In the 1930s and later, when the campaign “against cosmopolitanism” was already underway, Labas could not avoid the repressive pressures of the state apparatus. Until the mid-1960s he was banned from participating in major exhibitions, and museums did not acquire his works. Later he wrote: “Intransigent and frank as I am, I did not fool myself and understood that under high-sounding slogans the political climate was changing toward reaction, and reaction would reign for many years”3. In 1937 his brother was arrested and executed on trumped-up charges. Throughout these years Labas was kept afloat morally by great love.
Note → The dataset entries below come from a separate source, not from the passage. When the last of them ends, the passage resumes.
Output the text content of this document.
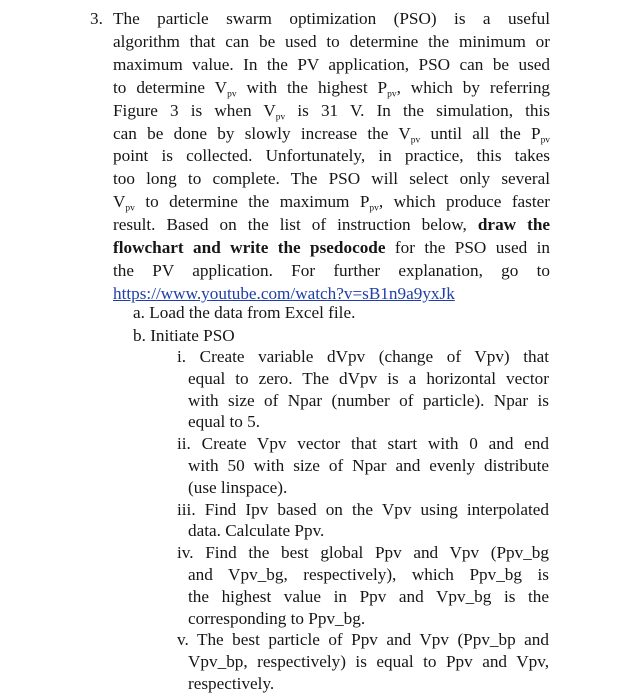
3. The particle swarm optimization (PSO) is a useful
algorithm that can be used to determine the minimum or
maximum value. In the PV application, PSO can be used
to determine $V_{pv}$ with the highest $P_{pv}$, which by referring
Figure 3 is when $V_{pv}$ is 31 V. In the simulation, this
can be done by slowly increase the $V_{pv}$ until all the $P_{pv}$
point is collected. Unfortunately, in practice, this takes
too long to complete. The PSO will select only several
$V_{pv}$ to determine the maximum $P_{pv}$, which produce faster
result. Based on the list of instruction below, draw the
flowchart and write the psedocode for the PSO used in
the PV application. For further explanation, go to
https://www.youtube.com/watch?v=sB1n9a9yxJk
a. Load the data from Excel file.
b. Initiate PSO
i. Create variable dVpv (change of Vpv) that
equal to zero. The dVpv is a horizontal vector
with size of Npar (number of particle). Npar is
equal to 5.
ii. Create Vpv vector that start with 0 and end
with 50 with size of Npar and evenly distribute
(use linspace).
iii. Find Ipv based on the Vpv using interpolated
data. Calculate Ppv.
iv. Find the best global Ppv and Vpv (Ppv_bg
and Vpv_bg, respectively), which Ppv_bg is
the highest value in Ppv and Vpv_bg is the
corresponding to Ppv_bg.
v. The best particle of Ppv and Vpv (Ppv_bp and
Vpv_bp, respectively) is equal to Ppv and Vpv,
respectively.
In 1935, in the Crimea, he had met the young German artist Leony Neumann, who had previously studied at the Bauhaus School under Wassily Kandinsky and Paul Klee; soon they married, and Leony become his loyal wife and companion supporting him in his struggles to survive in life and in art.

As an artist Labas saved himself in the 1930s by working in the theatre and creating wonderful dioramas and panoramas that soon won international acclaim. At a time when high art was purposefully reduced to naturalism and simulation, Labas boldly elevated the inherently mimetic genre of the diorama to the level of high art. Synthesising the techniques of decorative painting, fresco, sculpture, stained glass, minting, wood, and majolica, the artist created fine works conveying the mysterious depths and panoramic sweep of their themes, and of existence as such. Such works include Labas’s diorama representing the Republic of Georgia at an allunion agricultural exhibition in Moscow, a panorama of the Soviet children’s camp “Artek” presented at an exhibition in New York, and a panel titled “Aviation” made for an international show in Paris.

During World War II Labas stayed in Tashkent, where he accomplished a series of watercolours featuring huge trees with sky- bound tops and colourful people who, in his own words, are endowed with “the characteristics of age-old noble-mindedness”. Labas wrote about the Tashkent of that period: “Sultry summer days under a dazzling sunlight that seem to be pouring from outer space — here the sky seems closer, and eternity more palpable. Colours here are different, unusual for the European eye. An absolutely different atmosphere, as if from the ‘One Thousand and One Nights’. I wanted to convey the immortality and antiquity of Oriental beauty, which seemed vulnerable in those horrific years...”4

After the war Labas continued to paint Moscow cityscapes, the Moscow Metro with moving upward escalators, created many portraits, and worked as a book illustrator (in particular, he designed illustrations to Thomas Mann's novel "Joseph and His Brothers"). But perhaps the most distinguished pieces among his legacy from that period are the series of watercolour views of the Crimea, the Baltic republics and "Podmoskovie", the area around Moscow. Although free of the visionary quality of Labas's pictures from the 1920s and early 1930s, these images have the main characteristics of the artist's vision and captivate with the unusual freshness and beauty of their visual language.

The watercolour views of Dzintari from a series accomplished in 1970 feature a clear sky behind a layer of haze, or the sky at sunset over a strip of the sea and a beach, either deserted or crowded with vacationers. The artist lends to all of his pieces a cosmic feel and seems to be expanding the boundaries of his watercolour pictures.

In a watercolour from the “Last Summer. 1983” series the train leaves behind blurred spots of trees, the passengers on the platform form an amazing colourful bouquet, but, as usual, the whole scene takes place under a high and boundless sky. In this piece, created several days before he died, Labas remains his usual self — an artist in love with the world around, but also an alien who came to it from outer space.

 

  1. Quoted from: Labas, Alexander. A Memoir. Compiled by Olga Beskina- Labas. - St. Petersburg, 2004. P.45.
  2. Quoted from: Labas, Alexander. A Memoir. Compiled by Olga Beskina-Labas. St. Petersburg, 2004. P. 42.
  3. Quoted from: Labas, Alexander. A Memoir. Compiled by Olga Beskina-Labas. St. Petersburg, 2004. P. 49.
  4. From Labas's diary. Private archive of Olga Beskina-Labas.